If we have a product of functions $fg$ with $f\in L^r$ and $g\in L^s$ for some $s,r>1$ satisfying $1/r+1/s=1$, then we know that $fg\in L^1$.
But if $g$ is a little bit more than $L^s$, say $L^s \log L$ , can we say that $fg$ is a little bit more than $L^1$ ? For instance $L^1 \log L^1$ ?
Functional Analysis – Hölder Inequality Between Different Orlicz Spaces
fa.functional-analysisinequalitiesorlicz-spacesreal-analysis
Best Answer
Yes, we can say so. Indeed, let us show that the conditions $f\in L^r$ and $g\in L^s\ln L$ imply $fg\in L\ln^t L$ for $t:=1/s$. Moreover, we shall show that the value $t=1/s$ here is optimal, as it cannot be replaced by any greater value. Of course, by $h\in L\ln^t L$ we mean $\int |h|\ln^t(|h|+1)<\infty$.
let $\psi\colon[0,\infty)\to[0,\infty)$ be any continuous strictly increasing function with $\psi(0)=0$. For real $x,y\ge0$, let \begin{equation*} \Psi(y):=\int_0^y\psi(v)\,dv,\quad \Phi(x):=\int_0^x\psi^{-1}(u)\,du ; \end{equation*} then \begin{equation*} xy\le\Phi(x)+\Psi(y). \tag{1}\label{1} \end{equation*}
Let now \begin{equation} \Psi(y):=y^s \ln(y+1) \tag{2}\label{2} \end{equation} for real $y\ge0$, so that $\psi(v)=\Psi'(v)\asymp v^{s-1}\ln(v+1)$, $\psi^{-1}(u)\asymp \dfrac{u^{r-1}}{\ln^{r-1}(v+1)}$, \begin{equation} \Phi(x)\asymp \dfrac{x^r}{\ln^{r-1}(x+1)} \tag{3}\label{3} \end{equation} for real $v,u,x\ge0$. We write $A\ll B$ if $A\le CB$ for some real $C>0$ depending only on $r$, and we write $A\asymp B$ if $A\ll B\ll A$.

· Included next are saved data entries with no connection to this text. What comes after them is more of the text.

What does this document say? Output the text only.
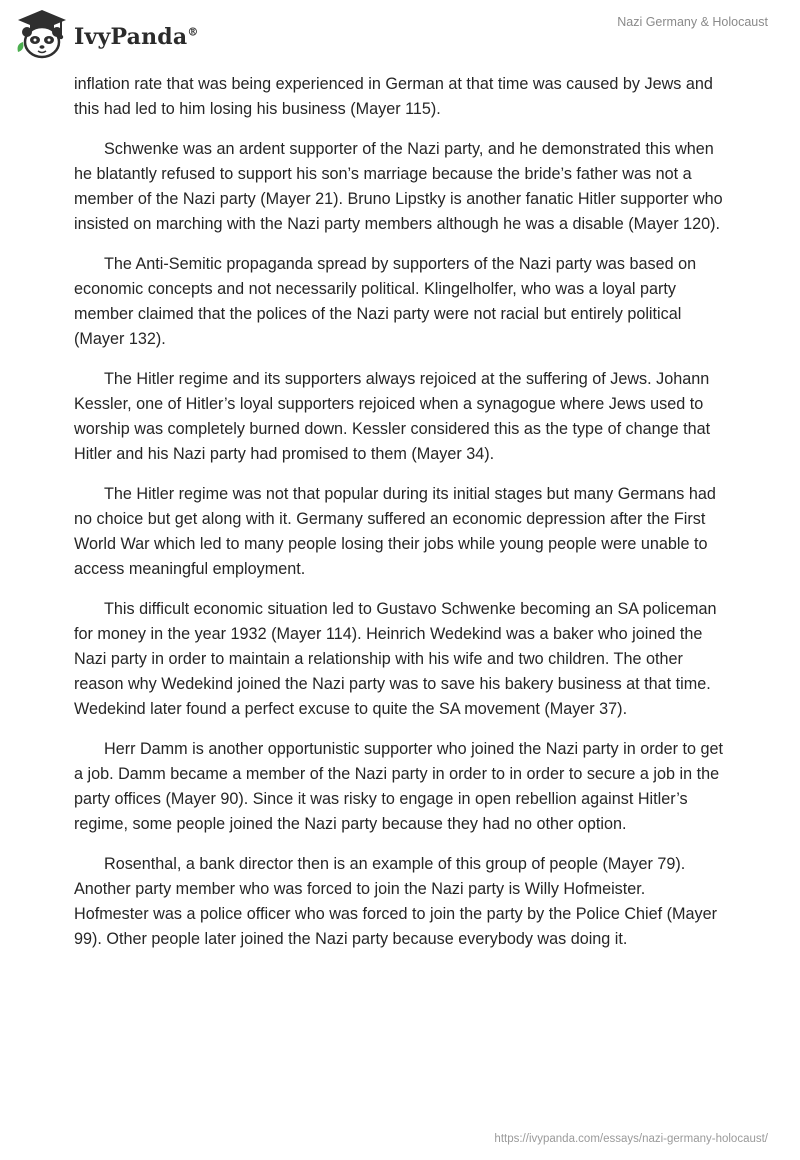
IvyPanda®
Nazi Germany & Holocaust

inflation rate that was being experienced in German at that time was caused by Jews and this had led to him losing his business (Mayer 115).

Schwenke was an ardent supporter of the Nazi party, and he demonstrated this when he blatantly refused to support his son’s marriage because the bride’s father was not a member of the Nazi party (Mayer 21). Bruno Lipstky is another fanatic Hitler supporter who insisted on marching with the Nazi party members although he was a disable (Mayer 120).

The Anti-Semitic propaganda spread by supporters of the Nazi party was based on economic concepts and not necessarily political. Klingelholfer, who was a loyal party member claimed that the polices of the Nazi party were not racial but entirely political (Mayer 132).

The Hitler regime and its supporters always rejoiced at the suffering of Jews. Johann Kessler, one of Hitler’s loyal supporters rejoiced when a synagogue where Jews used to worship was completely burned down. Kessler considered this as the type of change that Hitler and his Nazi party had promised to them (Mayer 34).

The Hitler regime was not that popular during its initial stages but many Germans had no choice but get along with it. Germany suffered an economic depression after the First World War which led to many people losing their jobs while young people were unable to access meaningful employment.

This difficult economic situation led to Gustavo Schwenke becoming an SA policeman for money in the year 1932 (Mayer 114). Heinrich Wedekind was a baker who joined the Nazi party in order to maintain a relationship with his wife and two children. The other reason why Wedekind joined the Nazi party was to save his bakery business at that time. Wedekind later found a perfect excuse to quite the SA movement (Mayer 37).

Herr Damm is another opportunistic supporter who joined the Nazi party in order to get a job. Damm became a member of the Nazi party in order to in order to secure a job in the party offices (Mayer 90). Since it was risky to engage in open rebellion against Hitler’s regime, some people joined the Nazi party because they had no other option.

Rosenthal, a bank director then is an example of this group of people (Mayer 79). Another party member who was forced to join the Nazi party is Willy Hofmeister. Hofmester was a police officer who was forced to join the party by the Police Chief (Mayer 99). Other people later joined the Nazi party because everybody was doing it.

https://ivypanda.com/essays/nazi-germany-holocaust/
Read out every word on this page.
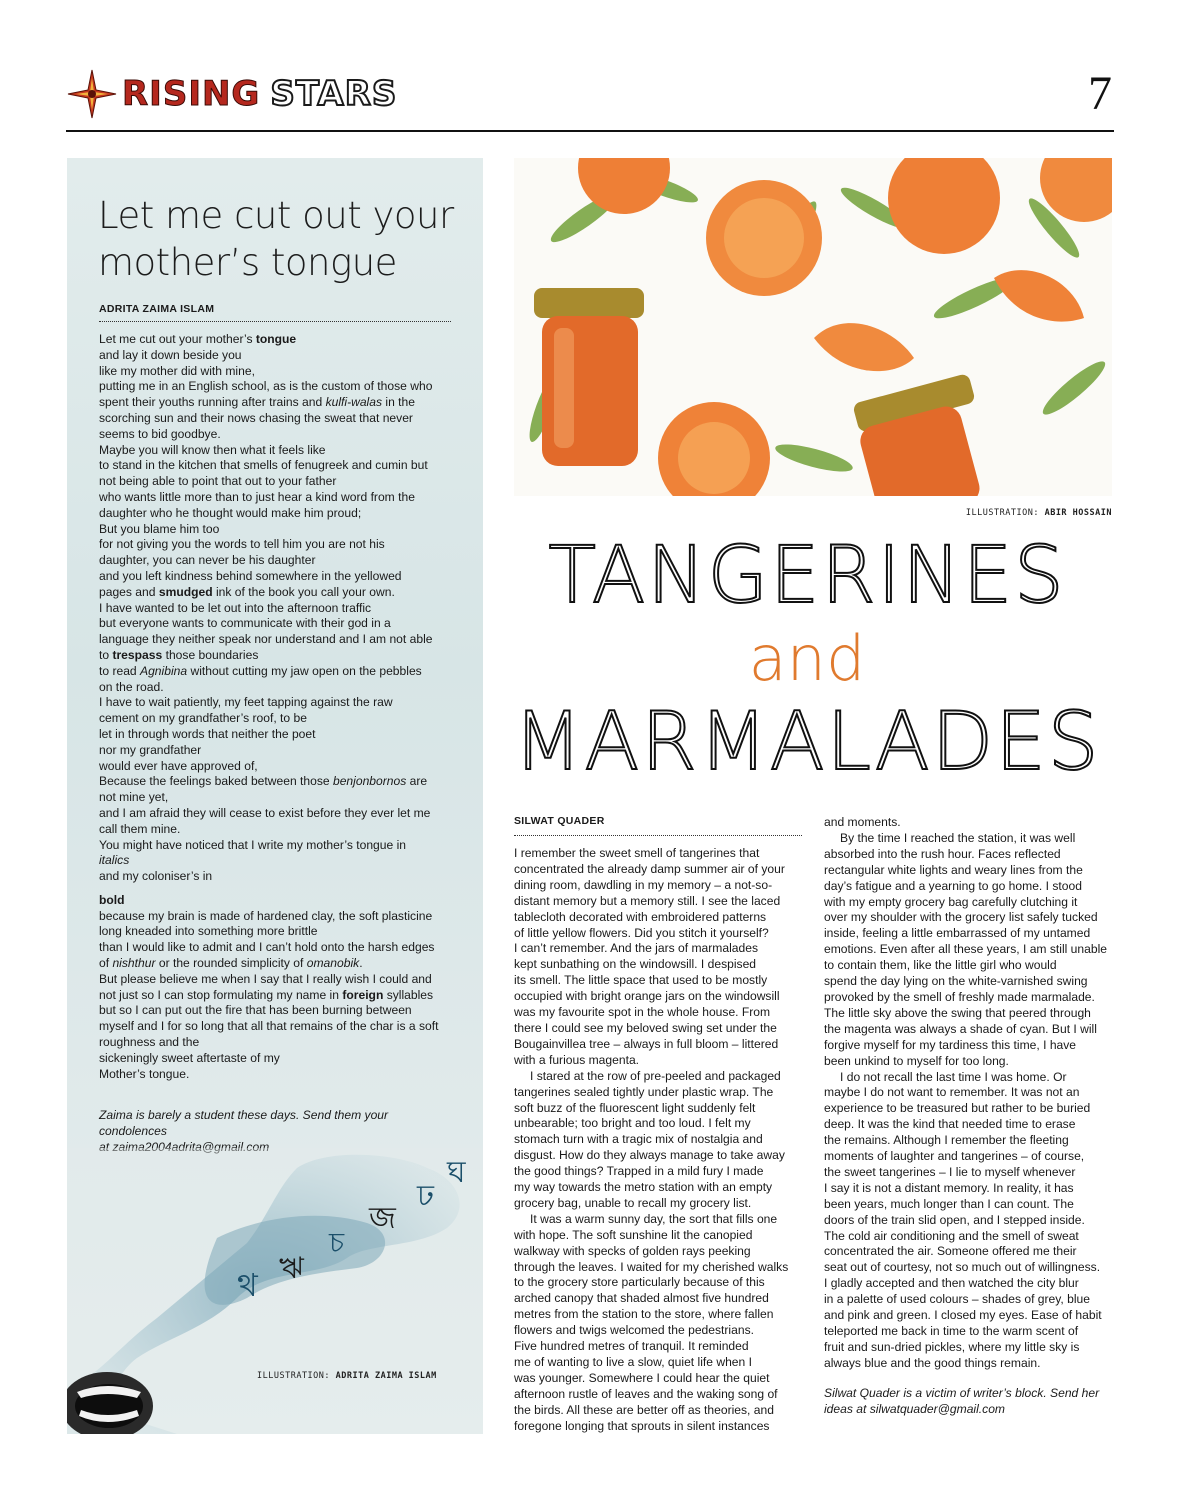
RISING STARS	7
Let me cut out your
mother’s tongue
ADRITA ZAIMA ISLAM
Let me cut out your mother’s tongue
and lay it down beside you
like my mother did with mine,
putting me in an English school, as is the custom of those who
spent their youths running after trains and kulfi-walas in the
scorching sun and their nows chasing the sweat that never
seems to bid goodbye.
Maybe you will know then what it feels like
to stand in the kitchen that smells of fenugreek and cumin but
not being able to point that out to your father
who wants little more than to just hear a kind word from the
daughter who he thought would make him proud;
But you blame him too
for not giving you the words to tell him you are not his
daughter, you can never be his daughter
and you left kindness behind somewhere in the yellowed
pages and smudged ink of the book you call your own.
I have wanted to be let out into the afternoon traffic
but everyone wants to communicate with their god in a
language they neither speak nor understand and I am not able
to trespass those boundaries
to read Agnibina without cutting my jaw open on the pebbles
on the road.
I have to wait patiently, my feet tapping against the raw
cement on my grandfather’s roof, to be
let in through words that neither the poet
nor my grandfather
would ever have approved of,
Because the feelings baked between those benjonbornos are
not mine yet,
and I am afraid they will cease to exist before they ever let me
call them mine.
You might have noticed that I write my mother’s tongue in
italics
and my coloniser’s in
bold
because my brain is made of hardened clay, the soft plasticine
long kneaded into something more brittle
than I would like to admit and I can’t hold onto the harsh edges
of nishthur or the rounded simplicity of omanobik.
But please believe me when I say that I really wish I could and
not just so I can stop formulating my name in foreign syllables
but so I can put out the fire that has been burning between
myself and I for so long that all that remains of the char is a soft
roughness and the
sickeningly sweet aftertaste of my
Mother’s tongue.
Zaima is barely a student these days. Send them your condolences
at zaima2004adrita@gmail.com
থ ঋ
চ
জ
ঢ
ঘ
ILLUSTRATION: ADRITA ZAIMA ISLAM
ILLUSTRATION: ABIR HOSSAIN
TANGERINES
and
MARMALADES
SILWAT QUADER
I remember the sweet smell of tangerines that
concentrated the already damp summer air of your
dining room, dawdling in my memory – a not-so-
distant memory but a memory still. I see the laced
tablecloth decorated with embroidered patterns
of little yellow flowers. Did you stitch it yourself?
I can’t remember. And the jars of marmalades
kept sunbathing on the windowsill. I despised
its smell. The little space that used to be mostly
occupied with bright orange jars on the windowsill
was my favourite spot in the whole house. From
there I could see my beloved swing set under the
Bougainvillea tree – always in full bloom – littered
with a furious magenta.
I stared at the row of pre-peeled and packaged
tangerines sealed tightly under plastic wrap. The
soft buzz of the fluorescent light suddenly felt
unbearable; too bright and too loud. I felt my
stomach turn with a tragic mix of nostalgia and
disgust. How do they always manage to take away
the good things? Trapped in a mild fury I made
my way towards the metro station with an empty
grocery bag, unable to recall my grocery list.
It was a warm sunny day, the sort that fills one
with hope. The soft sunshine lit the canopied
walkway with specks of golden rays peeking
through the leaves. I waited for my cherished walks
to the grocery store particularly because of this
arched canopy that shaded almost five hundred
metres from the station to the store, where fallen
flowers and twigs welcomed the pedestrians.
Five hundred metres of tranquil. It reminded
me of wanting to live a slow, quiet life when I
was younger. Somewhere I could hear the quiet
afternoon rustle of leaves and the waking song of
the birds. All these are better off as theories, and
foregone longing that sprouts in silent instances
and moments.
By the time I reached the station, it was well
absorbed into the rush hour. Faces reflected
rectangular white lights and weary lines from the
day’s fatigue and a yearning to go home. I stood
with my empty grocery bag carefully clutching it
over my shoulder with the grocery list safely tucked
inside, feeling a little embarrassed of my untamed
emotions. Even after all these years, I am still unable
to contain them, like the little girl who would
spend the day lying on the white-varnished swing
provoked by the smell of freshly made marmalade.
The little sky above the swing that peered through
the magenta was always a shade of cyan. But I will
forgive myself for my tardiness this time, I have
been unkind to myself for too long.
I do not recall the last time I was home. Or
maybe I do not want to remember. It was not an
experience to be treasured but rather to be buried
deep. It was the kind that needed time to erase
the remains. Although I remember the fleeting
moments of laughter and tangerines – of course,
the sweet tangerines – I lie to myself whenever
I say it is not a distant memory. In reality, it has
been years, much longer than I can count. The
doors of the train slid open, and I stepped inside.
The cold air conditioning and the smell of sweat
concentrated the air. Someone offered me their
seat out of courtesy, not so much out of willingness.
I gladly accepted and then watched the city blur
in a palette of used colours – shades of grey, blue
and pink and green. I closed my eyes. Ease of habit
teleported me back in time to the warm scent of
fruit and sun-dried pickles, where my little sky is
always blue and the good things remain.
Silwat Quader is a victim of writer’s block. Send her
ideas at silwatquader@gmail.com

Without loss of generality, $f,g\ge0$. Let \begin{equation*} t:=1/s, \end{equation*} so that $t\in(0,1)$. Then \begin{equation*} fg\ln^t(fg+1)\le [f\ln^t(f+1)]\,g+fg\ln^t(g+1). \tag{4}\label{4} \end{equation*} By \eqref{1} with $\Phi$ and $\Psi$ as in \eqref{3} and \eqref{2}, \begin{equation*} [f\ln^t(f+1)]\,g\ll f^r+g^s\ln(g+1), \end{equation*} so that \begin{equation*} \int[f\ln^t(f+1)]\,g<\infty \end{equation*} assuming $f\in L^r$ and $g\in L^s\ln L$: \begin{equation*} \int f^r<\infty,\quad \int g^s\ln(g+1) <\infty. \tag{5}\label{5} \end{equation*} Also, conditions \eqref{5} imply $\int fg\ln^t(g+1)<\infty$, by the standard Hölder inequality. So, by \eqref{4}, $\int fg\ln^t(fg+1)<\infty$; that is, $fg\in L\ln^t L$ for $t=1/s$, as desired.
Note that the exponent $t=1/s$ cannot be improved -- that is, it cannot be replaced by any $a>1/s$. Indeed, let $g\ge0$ be such that $g\in L^s\ln L$ but $g\notin L^s\ln^b L$ for any $b>1$ -- that is, $\int g\ln(g+1)<\infty$ but $\int g\ln^b(g+1)=\infty$ for any $b>1$.
Let $f:=g^{s/r}\ln^{1/r}(g+1)$. Then for any real $a>1/s$ we have $a+1/r>1$ and \begin{equation} fg\ln^a(fg+1)\asymp g^{s/r+1}\ln^{a+1/r}(g+1)=g^s\ln^{a+1/r}(g+1), \end{equation} so that $\int fg\ln^a(fg+1)\asymp\int g^s\ln^{a+1/r}(g+1)=\infty$ and $fg\notin L\ln^a L$.